First, the molecular mechanism is itself a switch, not a rheostat. The AimP peptide accumulates intracellularly and at sufficient concentration inactivates AimR, blocking aimX expression — a mutually exclusive regulatory transition (Zamora-Caballero et al., 2024). This architecture is inherently threshold-like at the molecular level.

Second, arbitrium peptide builds up cumulatively with successive infections. The conditioned medium experiments of Erez et al. (2017) showed that media from prior phi3T infections bias subsequent infections toward lysogeny, and this effect accumulates. In a biofilm where phage penetration is progressive and virion diffusion is restricted, interior layers experience an elevated peptide environment that surface layers never did.

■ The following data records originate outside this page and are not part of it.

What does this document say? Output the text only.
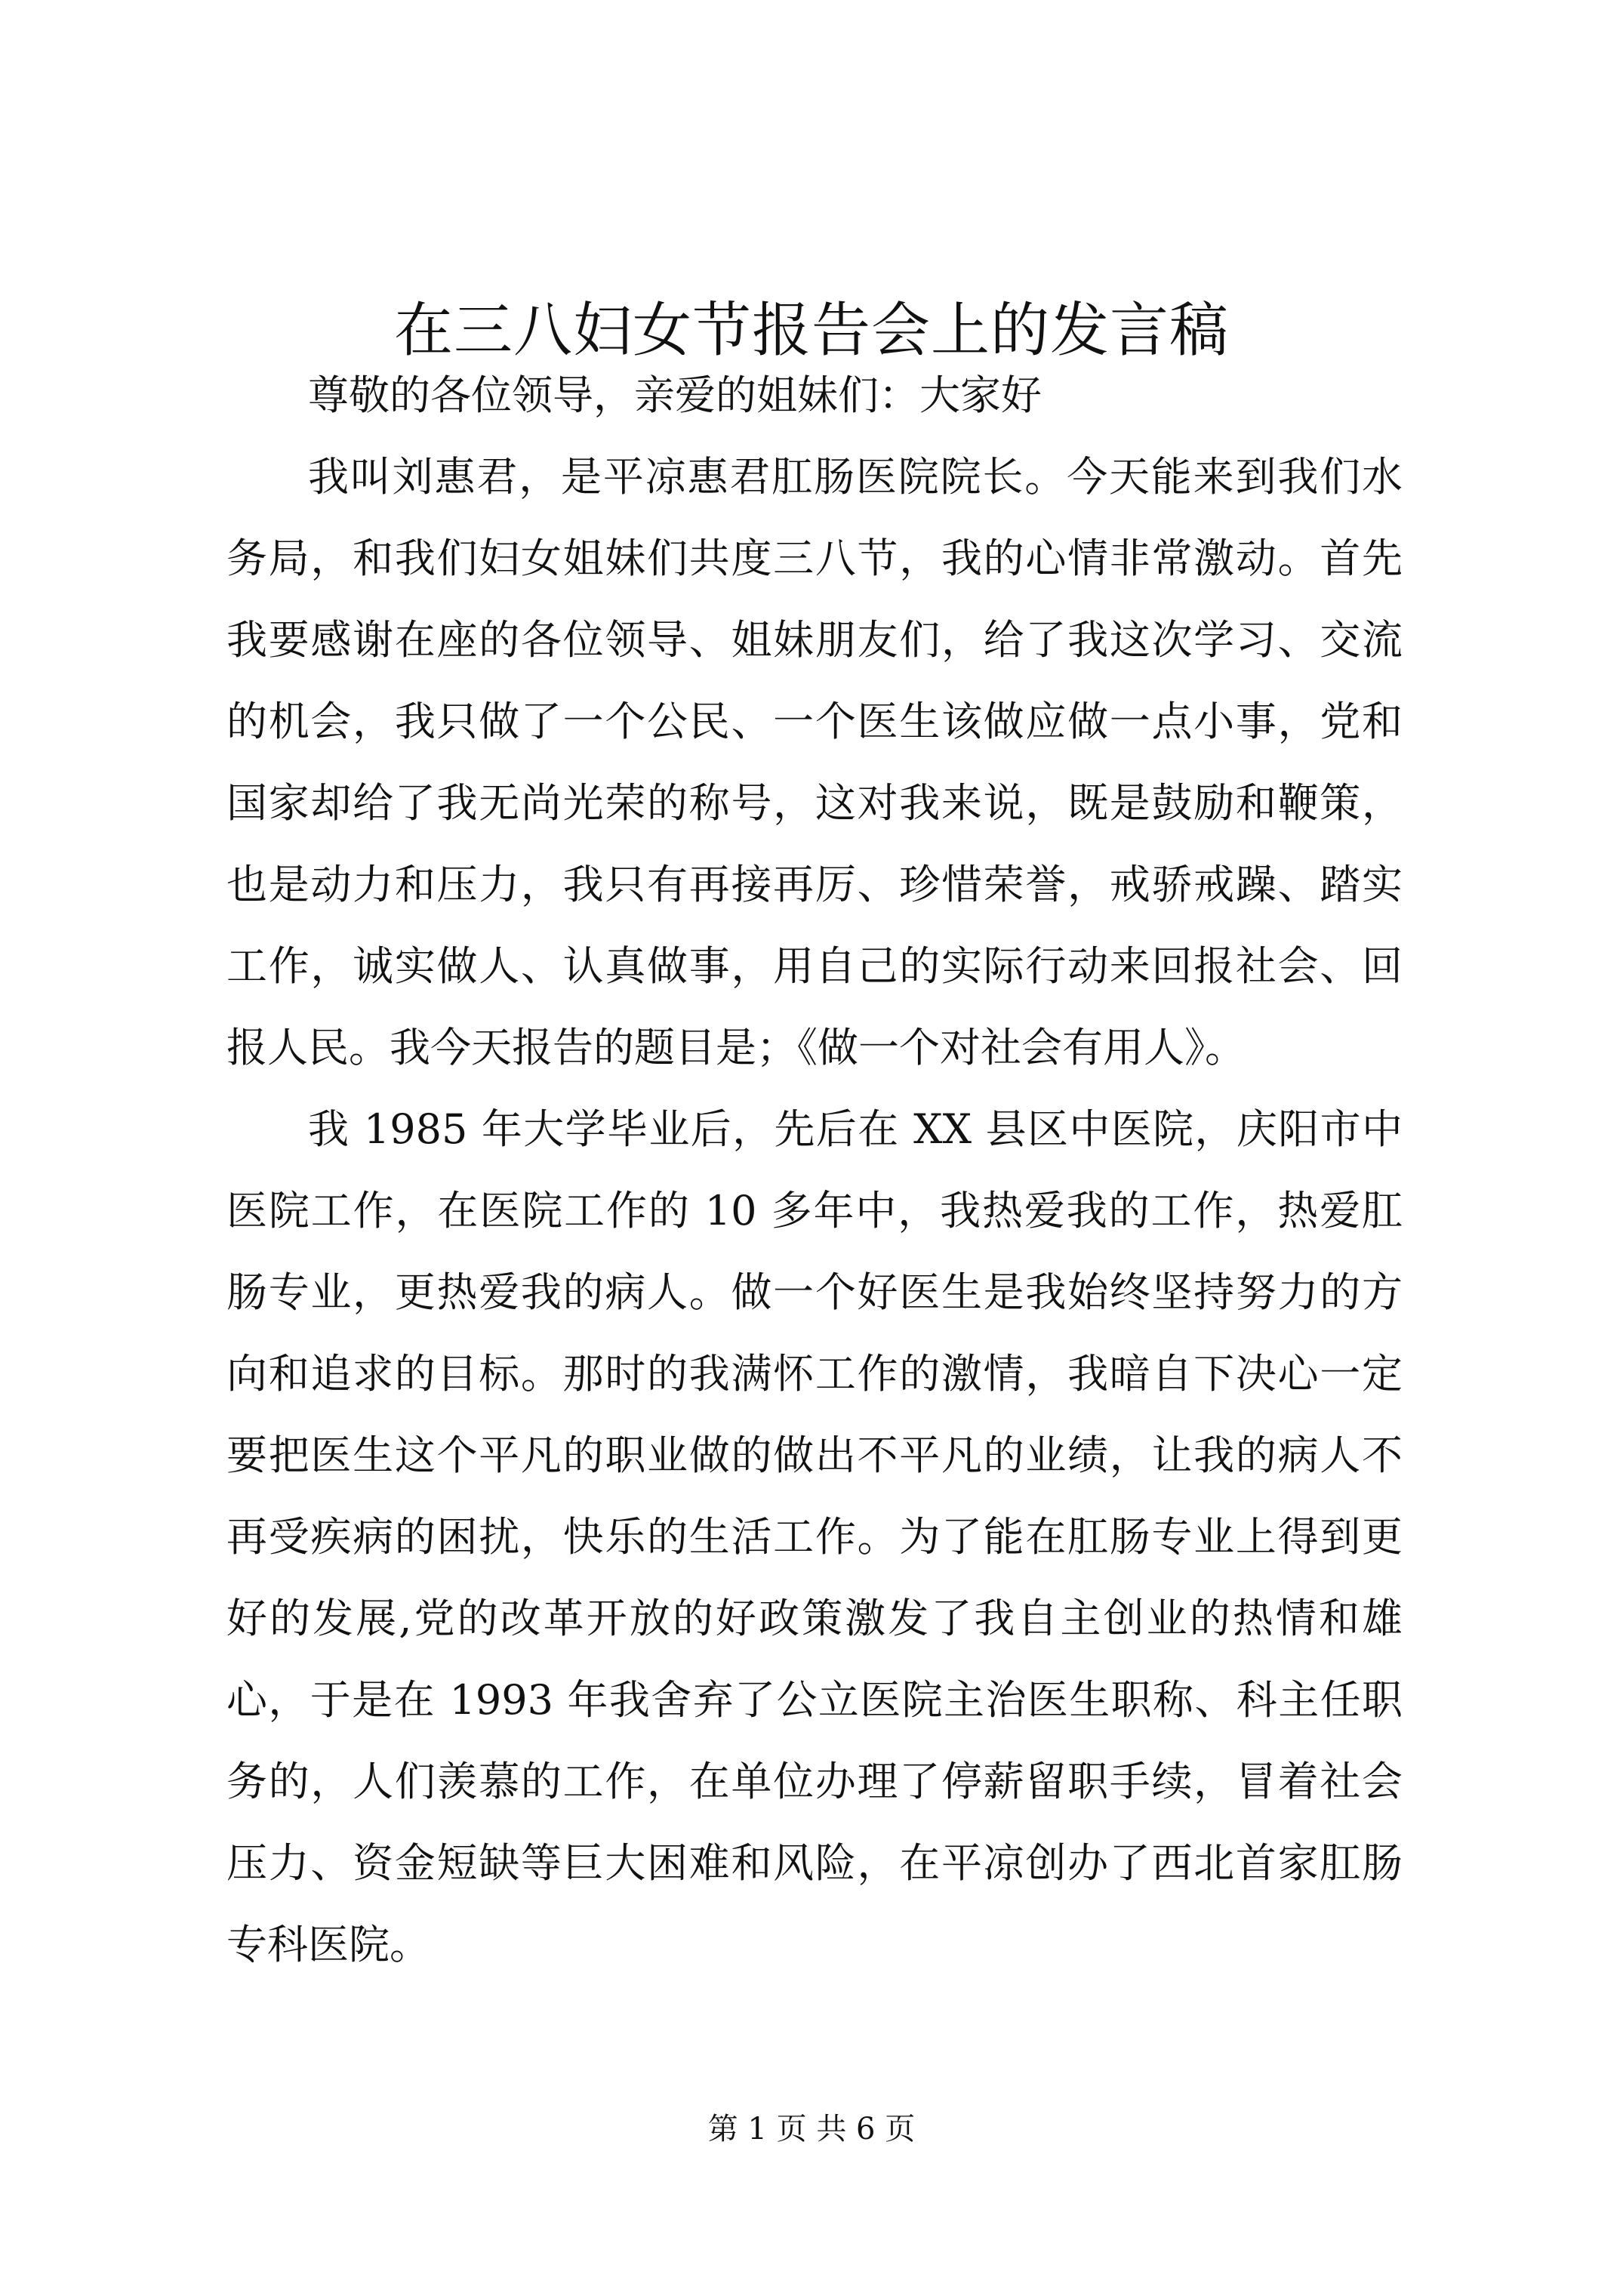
在三八妇女节报告会上的发言稿

尊敬的各位领导，亲爱的姐妹们：大家好

我叫刘惠君，是平凉惠君肛肠医院院长。今天能来到我们水务局，和我们妇女姐妹们共度三八节，我的心情非常激动。首先我要感谢在座的各位领导、姐妹朋友们，给了我这次学习、交流的机会，我只做了一个公民、一个医生该做应做一点小事，党和国家却给了我无尚光荣的称号，这对我来说，既是鼓励和鞭策，也是动力和压力，我只有再接再厉、珍惜荣誉，戒骄戒躁、踏实工作，诚实做人、认真做事，用自己的实际行动来回报社会、回报人民。我今天报告的题目是；《做一个对社会有用人》。

我 1985 年大学毕业后，先后在 XX 县区中医院，庆阳市中医院工作，在医院工作的 10 多年中，我热爱我的工作，热爱肛肠专业，更热爱我的病人。做一个好医生是我始终坚持努力的方向和追求的目标。那时的我满怀工作的激情，我暗自下决心一定要把医生这个平凡的职业做的做出不平凡的业绩，让我的病人不再受疾病的困扰，快乐的生活工作。为了能在肛肠专业上得到更好的发展,党的改革开放的好政策激发了我自主创业的热情和雄心，于是在 1993 年我舍弃了公立医院主治医生职称、科主任职务的，人们羡慕的工作，在单位办理了停薪留职手续，冒着社会压力、资金短缺等巨大困难和风险，在平凉创办了西北首家肛肠专科医院。

第 1 页 共 6 页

Third, Aframian et al. (2022) showed that signal-producing lysogens continuously secrete arbitrium peptide, pushing nearby infecting phages toward lysogeny — a 17-fold increase in newly formed lysogens compared to signal-null conditions. In a structured biofilm, this creates local hotspots of elevated signal around existing lysogens, a nucleation-like positive feedback that converts a smooth spatial gradient into a sharper front: once a few lysogens form at some depth, they amplify the signal locally, recruiting further lysogeny in neighboring cells, reinforcing the spatial boundary rather than allowing it to drift gradually inward.

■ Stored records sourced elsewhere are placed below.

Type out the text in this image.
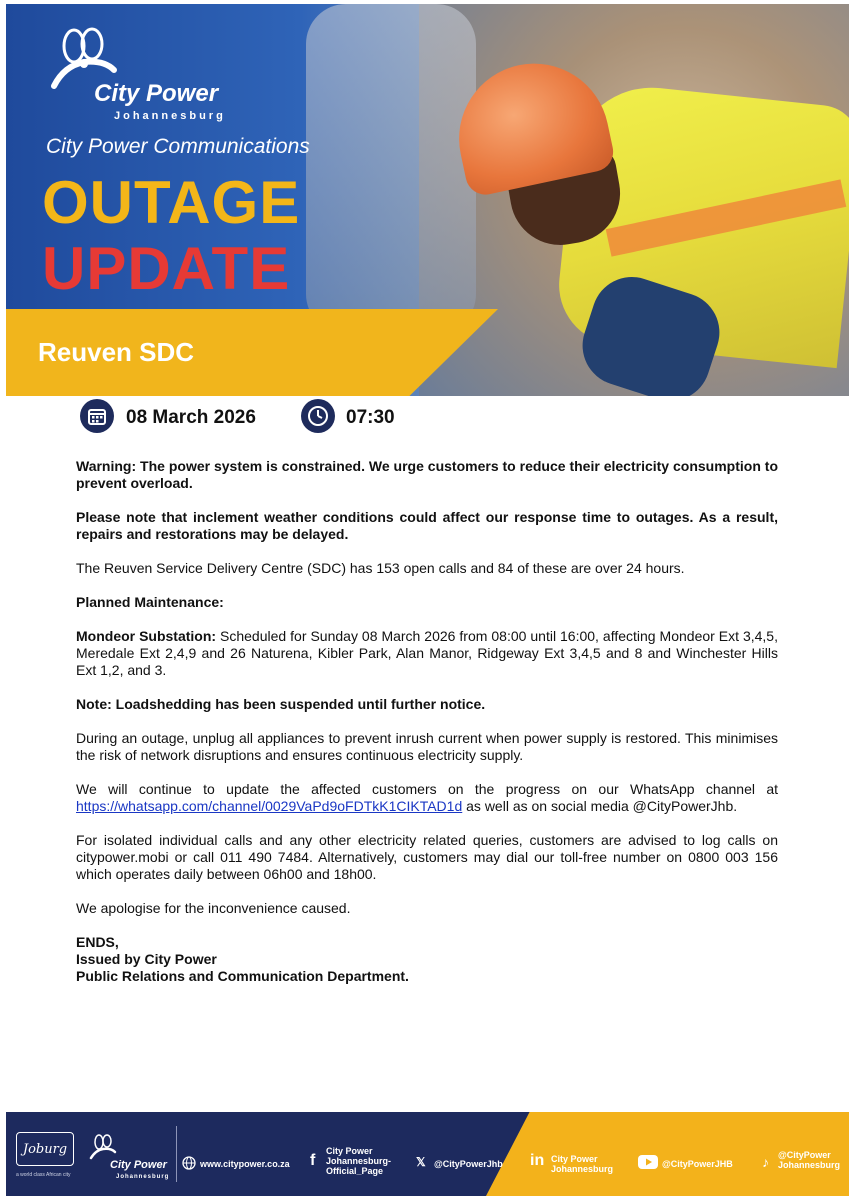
City Power
Johannesburg
City Power Communications
OUTAGE
UPDATE
Reuven SDC
08 March 2026	07:30

Warning: The power system is constrained. We urge customers to reduce their electricity consumption to prevent overload.

Please note that inclement weather conditions could affect our response time to outages. As a result, repairs and restorations may be delayed.

The Reuven Service Delivery Centre (SDC) has 153 open calls and 84 of these are over 24 hours.

Planned Maintenance:

Mondeor Substation: Scheduled for Sunday 08 March 2026 from 08:00 until 16:00, affecting Mondeor Ext 3,4,5, Meredale Ext 2,4,9 and 26 Naturena, Kibler Park, Alan Manor, Ridgeway Ext 3,4,5 and 8 and Winchester Hills Ext 1,2, and 3.

Note: Loadshedding has been suspended until further notice.

During an outage, unplug all appliances to prevent inrush current when power supply is restored. This minimises the risk of network disruptions and ensures continuous electricity supply.

We will continue to update the affected customers on the progress on our WhatsApp channel at https://whatsapp.com/channel/0029VaPd9oFDTkK1CIKTAD1d as well as on social media @CityPowerJhb.

For isolated individual calls and any other electricity related queries, customers are advised to log calls on citypower.mobi or call 011 490 7484. Alternatively, customers may dial our toll-free number on 0800 003 156 which operates daily between 06h00 and 18h00.

We apologise for the inconvenience caused.

ENDS,
Issued by City Power
Public Relations and Communication Department.
Joburg
a world class African city
City Power
Johannesburg
www.citypower.co.za f
City Power Johannesburg-Official_Page
𝕏 @CityPowerJhb in City Power Johannesburg	@CityPowerJHB ♪ @CityPower Johannesburg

Summary: For modeling purposes, the most defensible choice is a steep sigmoid with biological parameterization — the arbitrium-amplified model at moderate to high k (the sigmoid steepness parameter governing how abruptly the lysis-to-lysogeny transition occurs). It captures both the smooth physical reality of a diffusing chemical signal and the sharp threshold behavior that optimization theory, the molecular switch architecture, and the nucleation dynamics of prophage signaling all independently predict. The pure step model represents the theoretical ideal that the biology approximates; the steep sigmoid is how that ideal is actually implemented by a diffusing peptide acting on a molecular switch. The linear and gentle sigmoidal models remain useful as comparison baselines.
  1. Aframian, N. et al. (2022). Dormant phages communicate via arbitrium to control exit from lysogeny. Nature Microbiology 7:145–153. https://doi.org/10.1038/s41564-021-01008-5
  2. Erez, Z. et al. (2017). Communication between viruses guides lysis–lysogeny decisions. Nature 541:488–493. https://doi.org/10.1038/nature21049
  3. Shivam, S. et al. (2022). Timescales modulate optimal lysis–lysogeny decision switches and near-term phage reproduction. Virus Evolution 8:veac037. https://doi.org/10.1093/ve/veac037
  4. Zamora-Caballero, S. et al. (2024). Antagonistic interactions between phage and host factors control arbitrium lysis–lysogeny decision. Nature Microbiology 9:161–172. https://doi.org/10.1038/s41564-023-01550-4
  5. Zeng, L. et al. (2010). Decision-making at a subcellular level determines the outcome of bacteriophage infection. Cell 141:682–691.